Mit Eingabe vom führte die steuerliche Vertretung des Bf. aus, dass die Verfügung der Wiederaufnahme der Verfahren zur Einkommensteuer für die Jahre 2008 bis 2010 begründungslos erfolgt sei, da einerseits Gesamtüberschusserzielungsabsicht vorgelegen sei, andererseits bei ordnungsgemäßer Führung des Gasthauses durch den Pächter die vermittels nachgereichter Rechnungen prognostizierten Pachtzinse tatsächlich zu erzielen gewesen wären.

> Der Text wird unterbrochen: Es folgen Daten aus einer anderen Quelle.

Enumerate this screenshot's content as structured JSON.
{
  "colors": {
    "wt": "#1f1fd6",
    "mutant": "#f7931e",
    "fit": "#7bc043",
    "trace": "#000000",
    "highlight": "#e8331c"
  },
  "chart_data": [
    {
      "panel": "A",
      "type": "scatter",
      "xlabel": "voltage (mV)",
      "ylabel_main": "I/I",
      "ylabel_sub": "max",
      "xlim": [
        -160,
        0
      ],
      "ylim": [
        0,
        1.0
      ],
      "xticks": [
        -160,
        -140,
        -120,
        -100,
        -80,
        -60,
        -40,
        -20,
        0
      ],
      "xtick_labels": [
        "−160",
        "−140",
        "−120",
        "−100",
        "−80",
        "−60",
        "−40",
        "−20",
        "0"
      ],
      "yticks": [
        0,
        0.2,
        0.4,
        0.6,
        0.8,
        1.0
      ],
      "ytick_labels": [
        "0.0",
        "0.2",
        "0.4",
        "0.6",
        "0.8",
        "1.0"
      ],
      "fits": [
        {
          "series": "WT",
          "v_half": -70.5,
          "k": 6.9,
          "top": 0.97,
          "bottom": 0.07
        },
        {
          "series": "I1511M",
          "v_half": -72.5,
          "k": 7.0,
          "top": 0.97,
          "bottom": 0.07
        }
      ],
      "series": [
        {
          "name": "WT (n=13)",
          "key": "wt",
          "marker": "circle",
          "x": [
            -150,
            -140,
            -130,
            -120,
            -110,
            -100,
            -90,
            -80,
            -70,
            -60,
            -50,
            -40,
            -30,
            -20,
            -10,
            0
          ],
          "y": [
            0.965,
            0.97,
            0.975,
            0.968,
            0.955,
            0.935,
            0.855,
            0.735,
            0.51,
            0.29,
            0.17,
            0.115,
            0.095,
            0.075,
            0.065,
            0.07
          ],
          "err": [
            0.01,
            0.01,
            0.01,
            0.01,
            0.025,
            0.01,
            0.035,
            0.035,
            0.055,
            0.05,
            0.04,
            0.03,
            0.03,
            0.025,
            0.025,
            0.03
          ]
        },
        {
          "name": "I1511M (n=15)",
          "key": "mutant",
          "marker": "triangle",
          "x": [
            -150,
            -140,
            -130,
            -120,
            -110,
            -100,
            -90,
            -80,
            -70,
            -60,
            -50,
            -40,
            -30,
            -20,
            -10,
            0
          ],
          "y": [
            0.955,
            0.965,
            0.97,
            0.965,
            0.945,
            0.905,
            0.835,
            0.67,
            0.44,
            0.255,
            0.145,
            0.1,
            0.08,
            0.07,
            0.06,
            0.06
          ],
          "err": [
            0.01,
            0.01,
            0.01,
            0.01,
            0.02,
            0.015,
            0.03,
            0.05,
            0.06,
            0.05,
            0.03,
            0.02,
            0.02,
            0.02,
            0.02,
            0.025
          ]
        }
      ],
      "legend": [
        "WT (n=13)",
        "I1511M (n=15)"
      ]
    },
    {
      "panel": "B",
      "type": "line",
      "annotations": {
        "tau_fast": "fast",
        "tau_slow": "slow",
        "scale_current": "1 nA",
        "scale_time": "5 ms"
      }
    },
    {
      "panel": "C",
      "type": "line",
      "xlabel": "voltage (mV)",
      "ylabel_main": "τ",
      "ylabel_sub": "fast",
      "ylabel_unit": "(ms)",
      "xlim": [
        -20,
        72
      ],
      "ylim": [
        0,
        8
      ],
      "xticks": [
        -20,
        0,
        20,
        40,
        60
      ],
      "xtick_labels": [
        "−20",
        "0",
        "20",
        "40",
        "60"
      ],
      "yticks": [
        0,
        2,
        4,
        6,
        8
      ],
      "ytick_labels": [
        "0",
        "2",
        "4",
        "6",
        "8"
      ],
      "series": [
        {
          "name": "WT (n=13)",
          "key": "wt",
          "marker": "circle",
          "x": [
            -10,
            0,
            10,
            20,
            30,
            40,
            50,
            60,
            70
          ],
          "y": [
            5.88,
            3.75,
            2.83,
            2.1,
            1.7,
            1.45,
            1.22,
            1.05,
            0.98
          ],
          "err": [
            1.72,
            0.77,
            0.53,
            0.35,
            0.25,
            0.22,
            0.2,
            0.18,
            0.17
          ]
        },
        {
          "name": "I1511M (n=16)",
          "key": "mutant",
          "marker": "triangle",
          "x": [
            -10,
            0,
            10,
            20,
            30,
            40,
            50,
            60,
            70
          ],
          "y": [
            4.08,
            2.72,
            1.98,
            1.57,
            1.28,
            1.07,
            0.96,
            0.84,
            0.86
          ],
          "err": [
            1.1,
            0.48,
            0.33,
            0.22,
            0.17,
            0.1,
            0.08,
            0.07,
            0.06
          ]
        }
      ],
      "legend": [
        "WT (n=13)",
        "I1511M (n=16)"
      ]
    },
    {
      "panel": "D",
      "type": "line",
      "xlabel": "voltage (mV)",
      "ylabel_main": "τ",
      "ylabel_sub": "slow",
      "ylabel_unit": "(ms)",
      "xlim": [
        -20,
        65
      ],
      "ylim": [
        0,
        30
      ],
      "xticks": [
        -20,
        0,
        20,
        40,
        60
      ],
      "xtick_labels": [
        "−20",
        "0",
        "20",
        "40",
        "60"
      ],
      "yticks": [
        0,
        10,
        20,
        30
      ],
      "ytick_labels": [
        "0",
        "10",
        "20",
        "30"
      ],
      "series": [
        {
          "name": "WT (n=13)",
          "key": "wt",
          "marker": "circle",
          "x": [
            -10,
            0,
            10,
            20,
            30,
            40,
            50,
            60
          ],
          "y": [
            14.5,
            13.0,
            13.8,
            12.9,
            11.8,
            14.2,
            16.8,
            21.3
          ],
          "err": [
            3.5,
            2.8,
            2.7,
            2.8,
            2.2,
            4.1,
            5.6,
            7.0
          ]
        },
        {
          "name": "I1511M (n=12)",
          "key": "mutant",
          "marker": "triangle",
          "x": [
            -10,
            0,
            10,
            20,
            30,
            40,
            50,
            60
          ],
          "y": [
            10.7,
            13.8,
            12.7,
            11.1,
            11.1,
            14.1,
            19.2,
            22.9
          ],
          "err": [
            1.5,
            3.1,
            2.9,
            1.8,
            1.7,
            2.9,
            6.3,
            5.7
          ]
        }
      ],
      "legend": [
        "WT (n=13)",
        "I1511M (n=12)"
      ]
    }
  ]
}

Mit Beschwerdevorentscheidung (BVE) vom wurde das Rechtsmittel als unbegründet abgewiesen, wobei seitens der belangten Behörde angemerkt wurde, dass, ungeachtet dessen, dass schon die Prognoserechnung vom eine negative Tendenz der Vermietungstätigkeit habe erkennen lassen, via der im Schriftsatz vom getätigten Ausführung der steuerlichen Vertretung des Bf., wonach die Verpachtung des Gasthauses ab dem Jahr 2011 Liebhaberei darstelle, eine neue die Verfügung der Wiederaufnahme der Verfahren zur Einkommensteuer für die Jahre 2008 bis 2010 rechtfertigende Tatsache hervorgekommen sei.

Mit Schriftsatz vom wurde ein Antrag auf Vorlage der Beschwerde vom an das BFG gestellt.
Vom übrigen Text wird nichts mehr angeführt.